All the terms and conditions should be carefully reviewed and understood – from the type of policy to how you choose to value your car and the excess you’ll have to pay - you need to be very clear on every single detail of your policy. In addition, you should know exactly what you're covered for and what you're not, as well as any conditions that will cause your insurance policy to be considered null and void. There are obvious deal-breakers such as driving under the influence of alcohol or drugs and taking prescription medications that clearly indicate driving or operating machinery is prohibited. If you have a decent amount of savings available to you and would like to cut your premiums – you could decide to agree to a higher excess.

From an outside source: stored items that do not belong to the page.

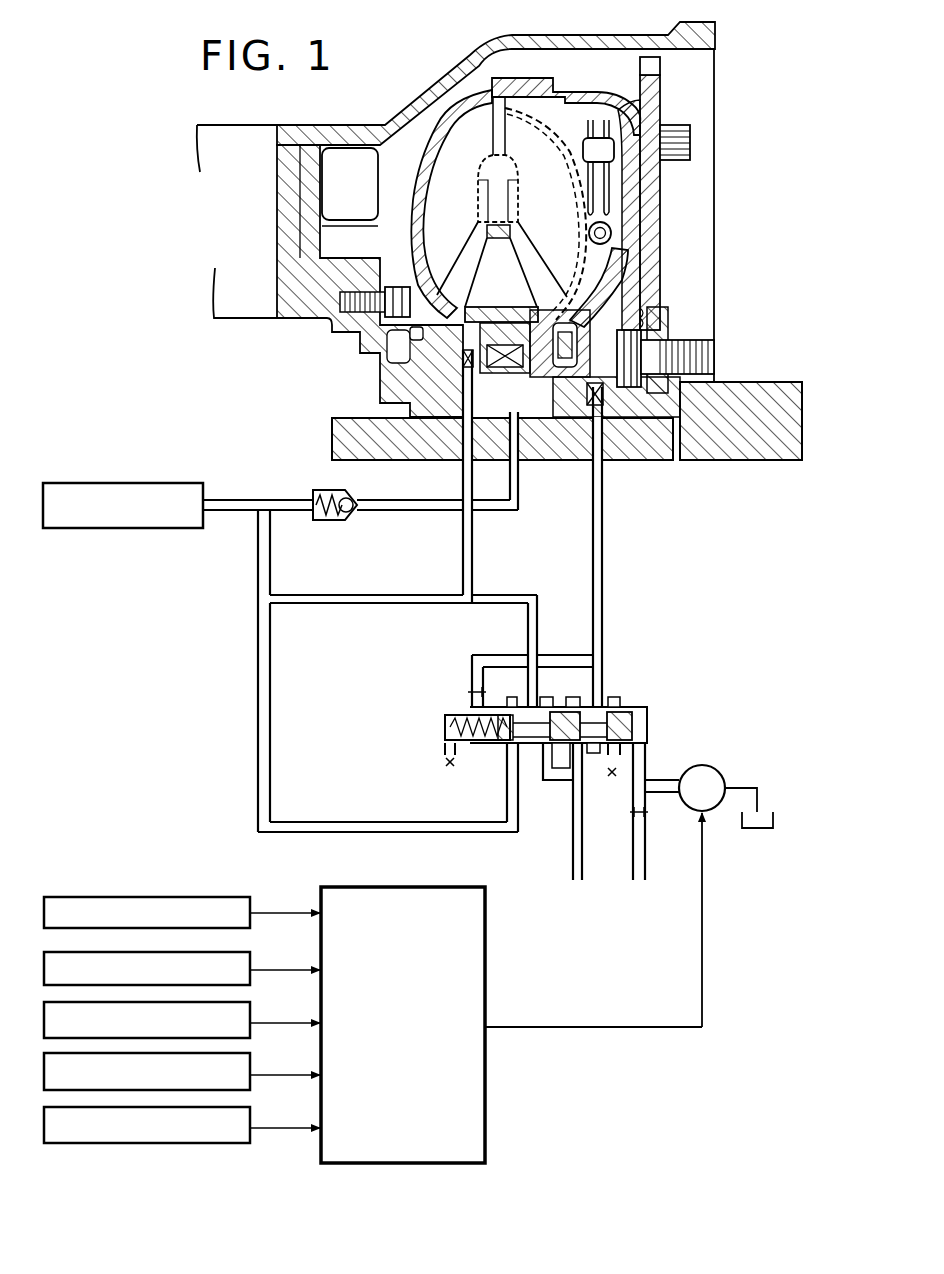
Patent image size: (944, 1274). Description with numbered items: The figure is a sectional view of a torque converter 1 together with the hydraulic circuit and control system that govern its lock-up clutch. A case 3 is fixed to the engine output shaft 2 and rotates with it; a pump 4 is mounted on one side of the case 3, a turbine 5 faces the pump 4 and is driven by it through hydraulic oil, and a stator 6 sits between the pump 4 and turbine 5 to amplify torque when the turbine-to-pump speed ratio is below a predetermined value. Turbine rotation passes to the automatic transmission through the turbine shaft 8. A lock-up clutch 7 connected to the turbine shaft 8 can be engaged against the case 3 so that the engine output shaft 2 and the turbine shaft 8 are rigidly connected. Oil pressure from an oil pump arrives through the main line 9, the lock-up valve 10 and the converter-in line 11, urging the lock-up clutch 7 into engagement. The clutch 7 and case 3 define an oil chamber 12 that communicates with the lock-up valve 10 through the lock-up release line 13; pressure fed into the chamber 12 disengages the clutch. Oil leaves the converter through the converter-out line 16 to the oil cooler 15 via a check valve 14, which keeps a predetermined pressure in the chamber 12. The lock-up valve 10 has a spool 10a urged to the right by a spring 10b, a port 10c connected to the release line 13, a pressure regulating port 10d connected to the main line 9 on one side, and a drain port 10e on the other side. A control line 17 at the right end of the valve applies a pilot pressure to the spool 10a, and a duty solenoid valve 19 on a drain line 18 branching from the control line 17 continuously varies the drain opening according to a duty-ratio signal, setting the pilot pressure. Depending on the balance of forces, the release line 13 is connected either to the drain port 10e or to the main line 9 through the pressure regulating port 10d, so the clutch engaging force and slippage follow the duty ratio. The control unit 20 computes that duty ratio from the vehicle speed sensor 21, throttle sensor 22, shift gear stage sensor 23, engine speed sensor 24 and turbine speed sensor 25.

The torque converter 1 is at (578, 72).
The engine output shaft 2 is at (758, 382).
The case 3 is at (500, 96).
The pump 4 is at (452, 162).
The turbine 5 is at (528, 153).
The stator 6 is at (490, 262).
The lock-up clutch 7 is at (618, 216).
The turbine shaft 8 is at (413, 460).
The main line 9 is at (573, 848).
The lock-up valve 10 is at (650, 722).
The spool 10a is at (626, 714).
The spring 10b is at (450, 716).
The port 10c is at (600, 690).
The pressure regulating port 10d is at (577, 750).
The drain port 10e is at (617, 753).
The converter-in line 11 is at (473, 548).
The oil chamber 12 is at (618, 272).
The lock-up release line 13 is at (603, 551).
The check valve 14 is at (335, 522).
The oil cooler 15 is at (128, 483).
The converter-out line 16 is at (520, 496).
The control line 17 is at (646, 850).
The drain line 18 is at (662, 780).
The duty solenoid valve 19 is at (722, 770).
The control unit 20 is at (400, 887).
The vehicle speed sensor 21 is at (245, 896).
The throttle sensor 22 is at (248, 956).
The shift gear stage sensor 23 is at (247, 1010).
The engine speed sensor 24 is at (247, 1062).
The turbine speed sensor 25 is at (247, 1115).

This, as mentioned before isn’t recommended for high-value cars as you’ll certainly end up paying more than sum of premiums. In conclusion, an older vehicle may be insured with a third party policy but new vehicles and unique, high-value or modified ones should always carry a fully comprehensive policy.
Bear in mind that when you take out a car insurance policy you will also be offered a range of additional cover options, many of which may be important to you depending on your personal circumstances. One such additional coverage is road-side and breakdown assistance which, in the case of those who travel large distances or travel frequently is an absolute must. Other optional cover may include free car hire in the event that your vehicle is damaged and in for repairs and even excess-free window and windscreen cover or guaranteed no-claims bonuses which may not be the deciding factors when choosing an insurance provider or when deciding between the different policies but, it certainly doesn’t hurt.